In recent years there has been a shift toward the use of probabilistic techniques for assessing network reliability. While a great deal of research has been done on this topic it is presently not in widespread use for power system planning purposes. This is possibly due to the variability of actual reliability figures over time and the relatively poor correlation these have to calculated values. Where probabilistic methods have been used to date this has commonly been in conjunction with deterministic methods with the deterministic methods being used to identify the need for a development and probabilistic methods used to assign a priority and a relative benefit to the project.
While not a simple process per-se, it is practical to ascertain that a networks fundamental design meets the N-1 reliability criteria at any point in time.

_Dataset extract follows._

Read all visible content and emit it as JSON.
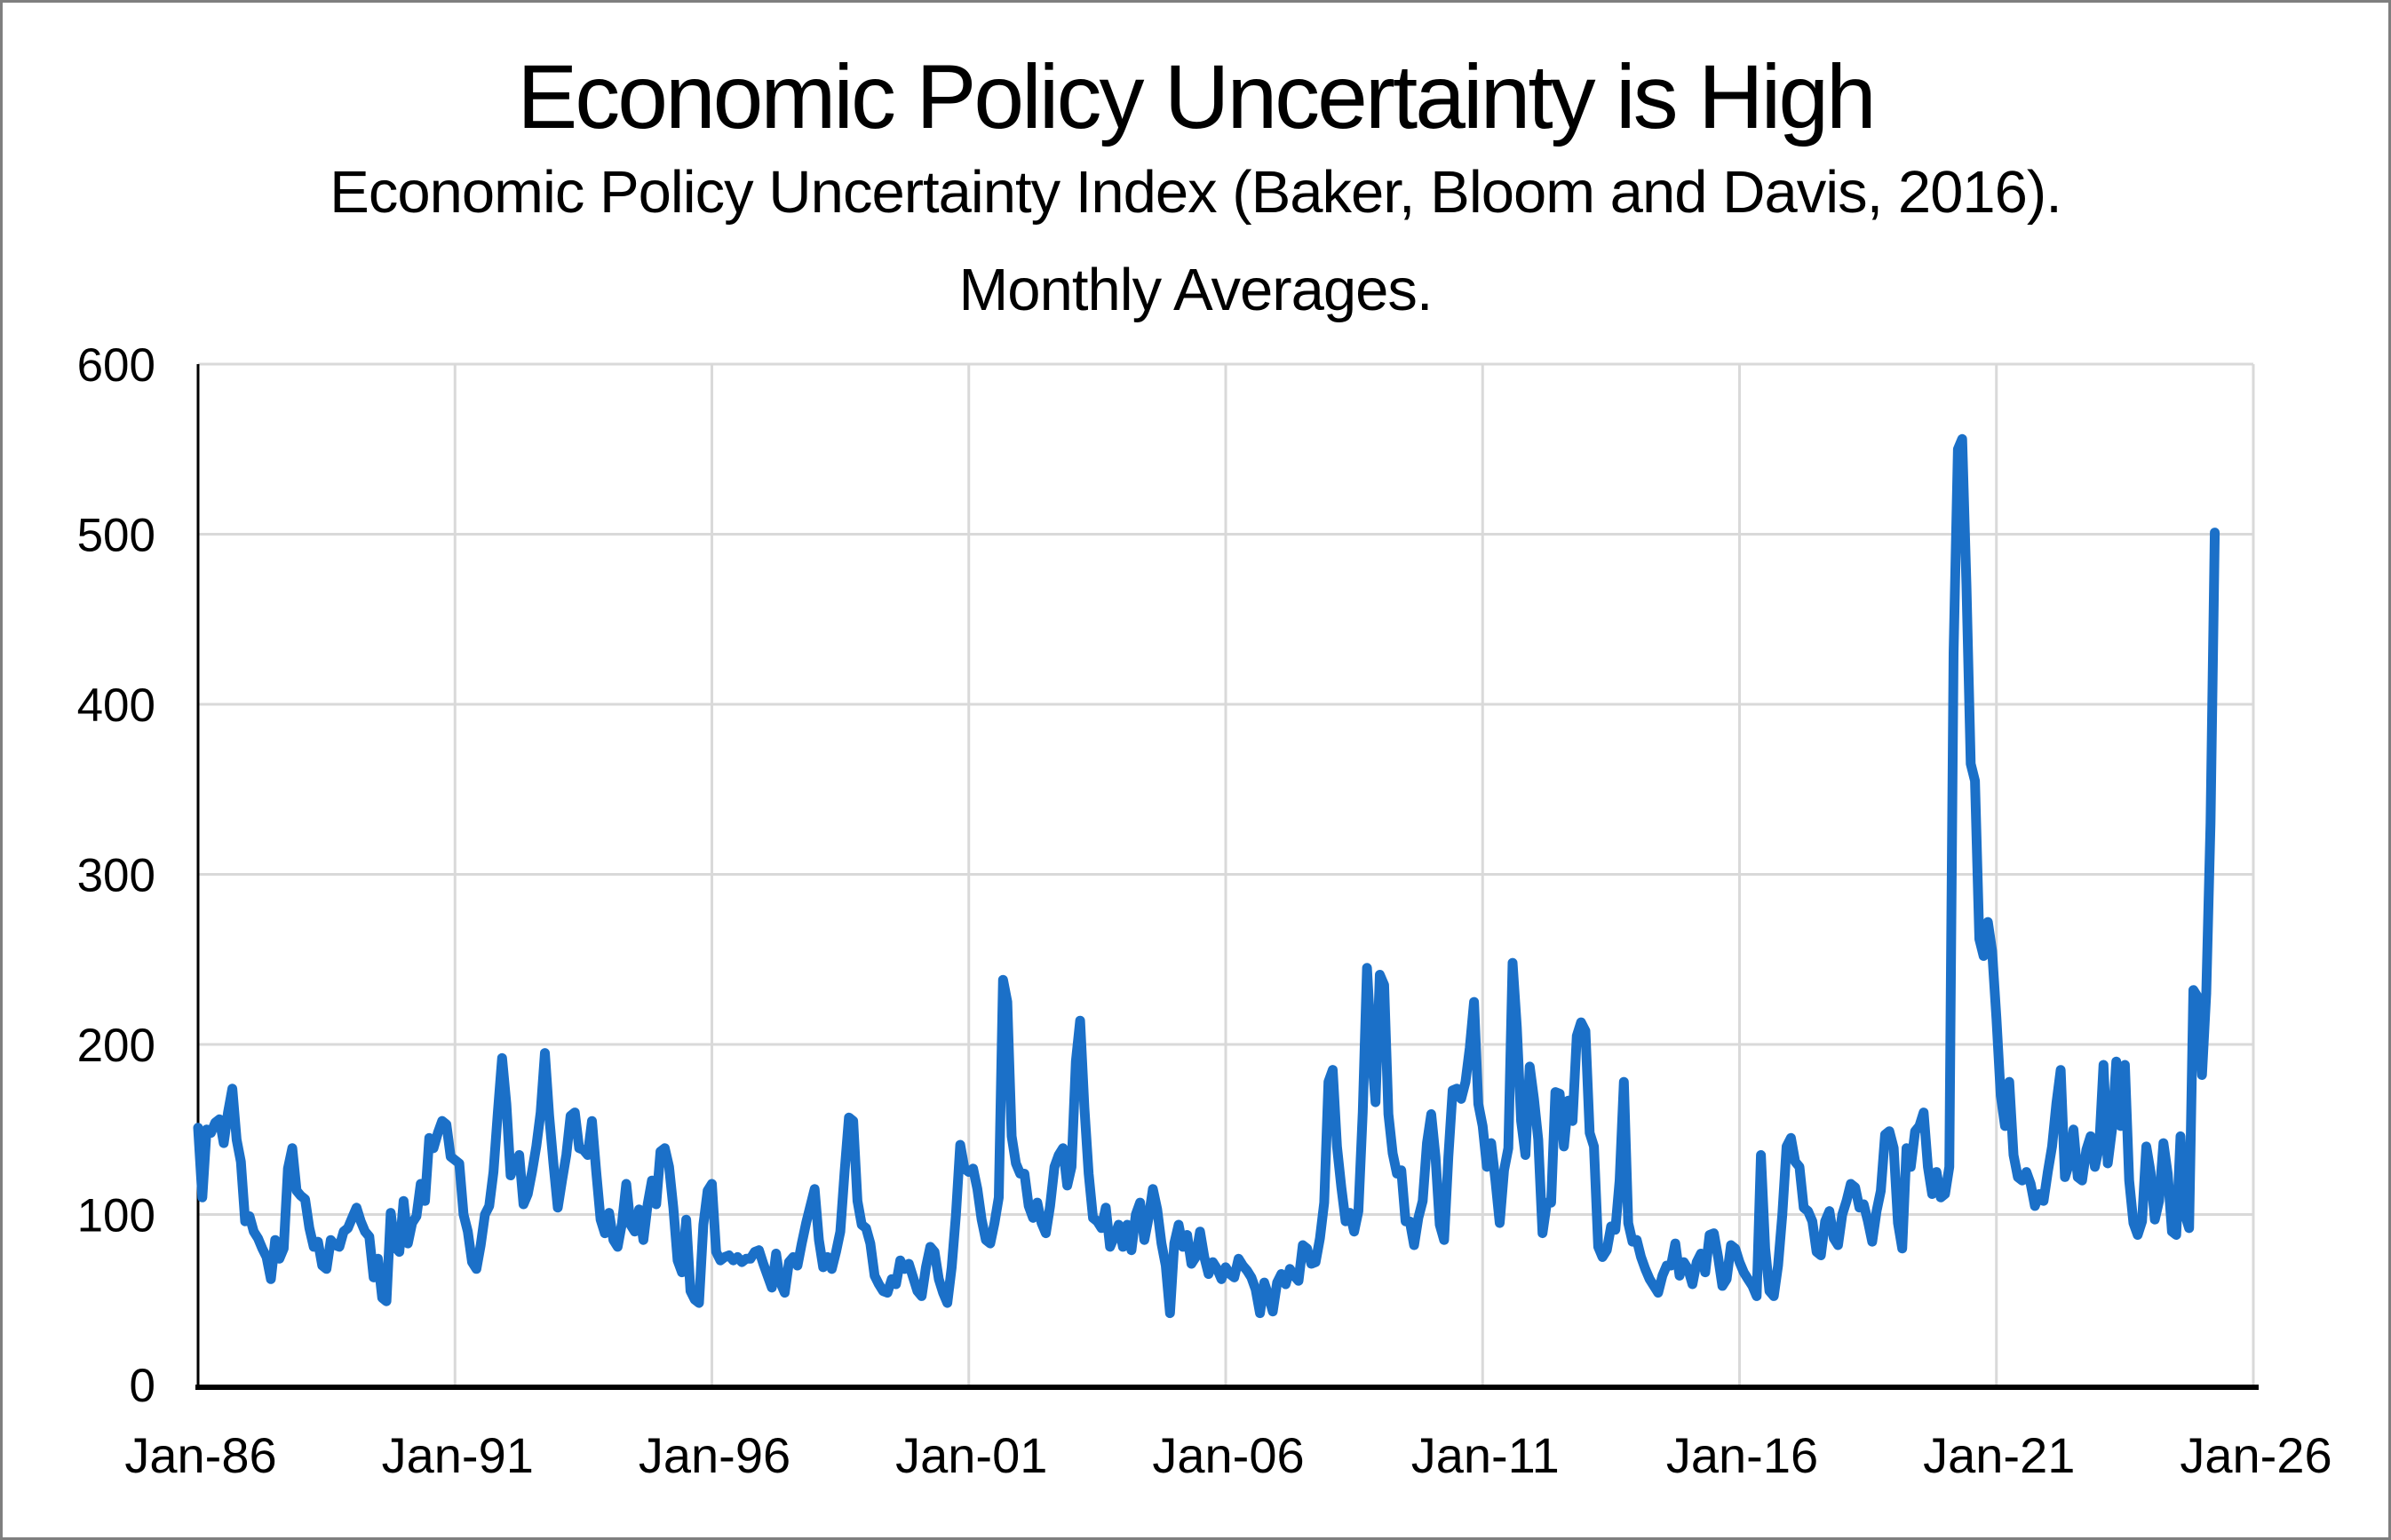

However, it is much more difficult to determine how well a network performs against probabilistic criteria without obtaining a great deal of historical data and averaging actual performance information over a long period.

Stability Criteria and Analysis

To ensure that the system remains stable it is necessary to design and operate the system in such a way that it can withstand credible system contingencies that have a comparatively high probability of occurring. The following planning criteria have historically been used in this area:

  • system instability will not result from the application of a 2 phase to ground fault at the most critical location on the transmission system or for any three phase fault on the sub-transmission network cleared by primary protection.

  • the system would withstand the removal from service of any single item of plant for any reason without,

  • the decay of system oscillations exceeding a halving time of 5 seconds,

  • the loading levels of remaining plant exceeding their 15 minute thermal rating,

  • voltage levels falling by more than 5% on the main transmission system,

  • resulting in the shedding of customer load other than interruptible.

  • frequency levels will remain controlled within acceptable limits following conceivable contingency events on the system.